During the first training stage positive crops are used from the training data coupled with negative training crops randomly chosen from images without a face. To refine the SVM, the detector is run again on the non face scenes, and any detections (these are false positives) are used as new negative training examples to train another SVM, to decrease the false positive rate. This step can be repeated multiple times.
The strategy used for mining hard negatives was relatively simple: for each non face scene image, any detected faces were sorted by confidence, with the top results used as hard negative examples. Hard negative mining usually improved performance by about 5-10%, but seemed much more effective for the RBF SVM.
Below are some of the face detection results on different photos.
Face detection results on the class photo.
Below are some of the more interesting face detection results on the test set. I found it surprising how well it worked on faces that weren't actual face photos, but instead drawings.

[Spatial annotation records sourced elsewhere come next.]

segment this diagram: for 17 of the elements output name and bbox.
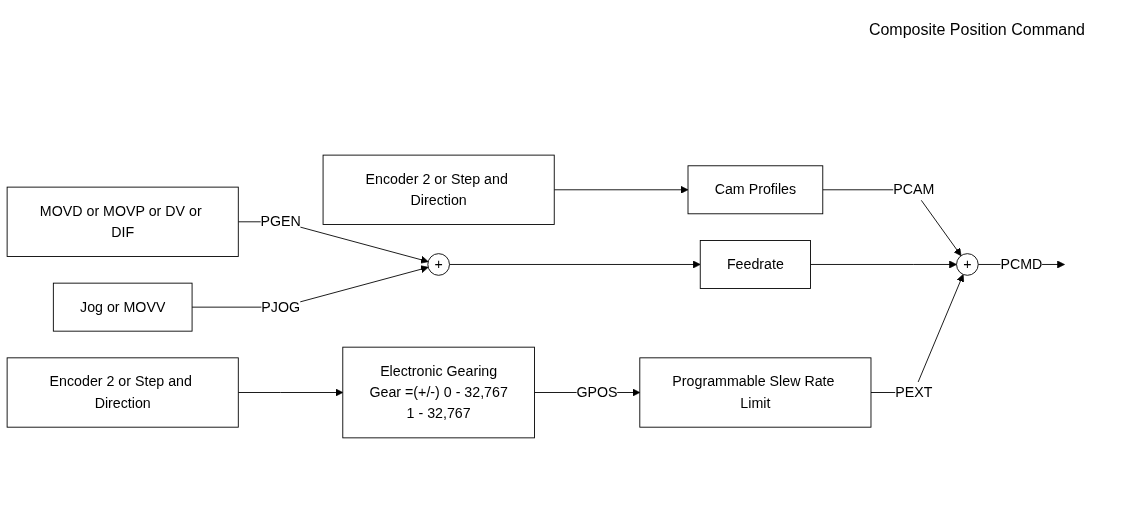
- node-circle: +: [427, 252, 450, 276]
- edge-label: PJOG: [261, 298, 301, 314]
- edge-label: PCAM: [893, 181, 935, 197]
- node-box: Feedrate: [699, 239, 811, 289]
- edge-label: PCMD: [1000, 255, 1043, 272]
- node-box: Encoder 2 or Step and Direction: [322, 154, 555, 225]
- node-box: Jog or MOVV: [52, 282, 193, 332]
- node-box: Programmable Slew Rate Limit: [639, 356, 872, 428]
- node-circle: +: [956, 252, 979, 276]
- node-box: MOVD or MOVP or DV or DIF: [6, 186, 239, 257]
- edge-label: PGEN: [260, 213, 301, 229]
- output-label: Composite Position Command: [868, 21, 1085, 39]
- node-box: Cam Profiles: [687, 164, 824, 214]
- node-box: Encoder 2 or Step and Direction: [6, 356, 239, 428]
- edge-label: PEXT: [895, 384, 933, 400]
- node-box: Electronic Gearing Gear =(+/-) 0 - 32,767 1 - 32,767: [342, 346, 535, 438]
- edge-label: GPOS: [576, 384, 618, 400]
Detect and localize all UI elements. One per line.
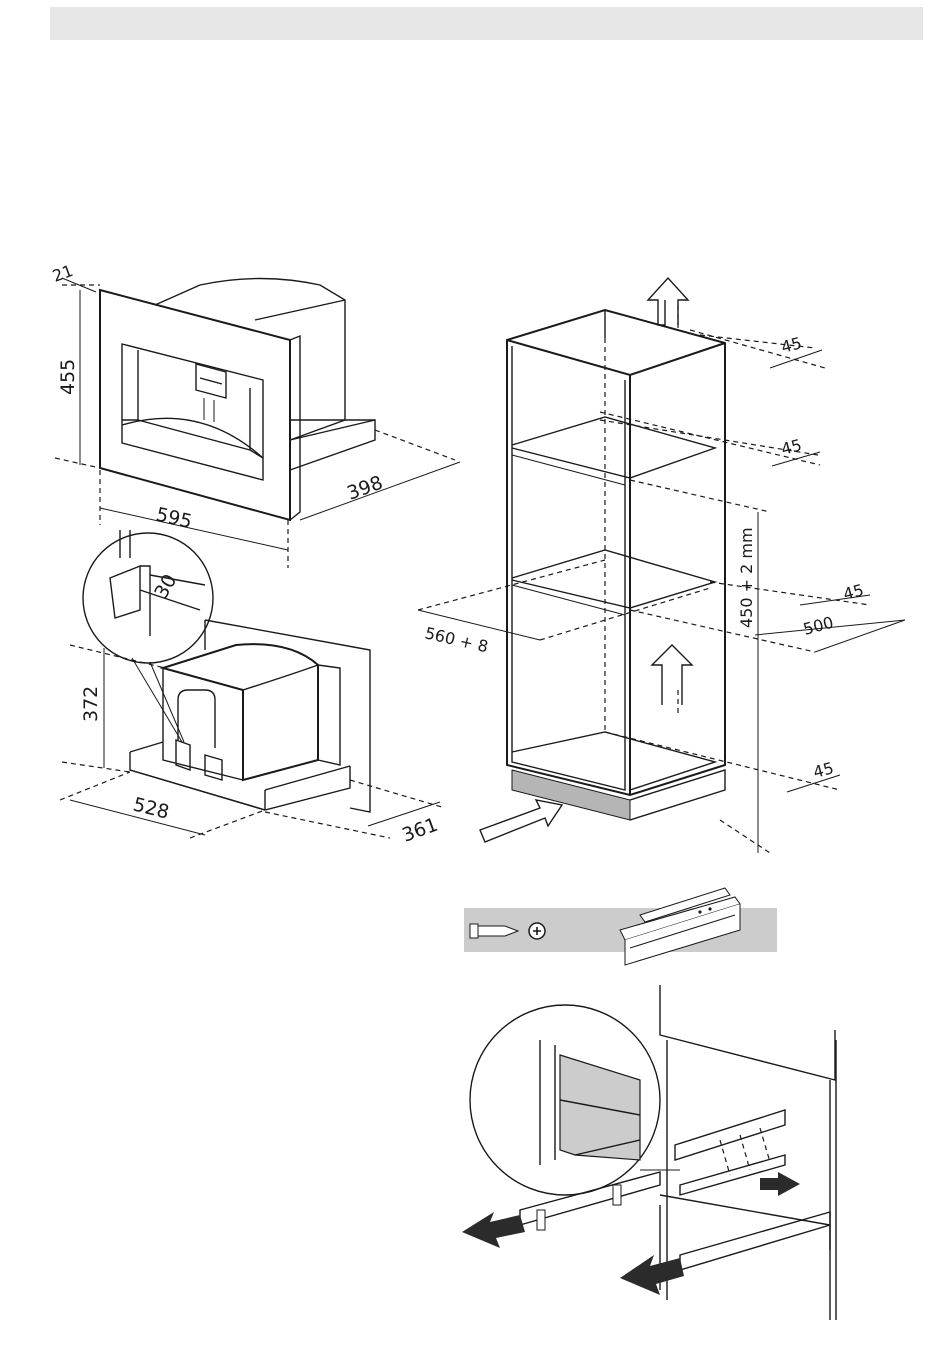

Decreasing the scale factor increases the accuracy significantly, at the cost of computation time. I found that the RBF kernel was difficult to tune correctly, and couldn't get it to really beat the linear SVM by a significant amount - at best I got it to stay about even with the linear SVM (although with the RBF needing much less training data than the linear to achieve the same accuracy). Even with this advantage, however, most of my results are using the linear SVM, since it is still faster to compute, and uses much less memory.
Decreasing step size can also increase accuracy as well as increasing the total number of negatives.
It is kind of surprising how well the linear SVM managed to perform - although it should be possible to pass the linear SVM performance with the RBF kernel given careful parameter selection.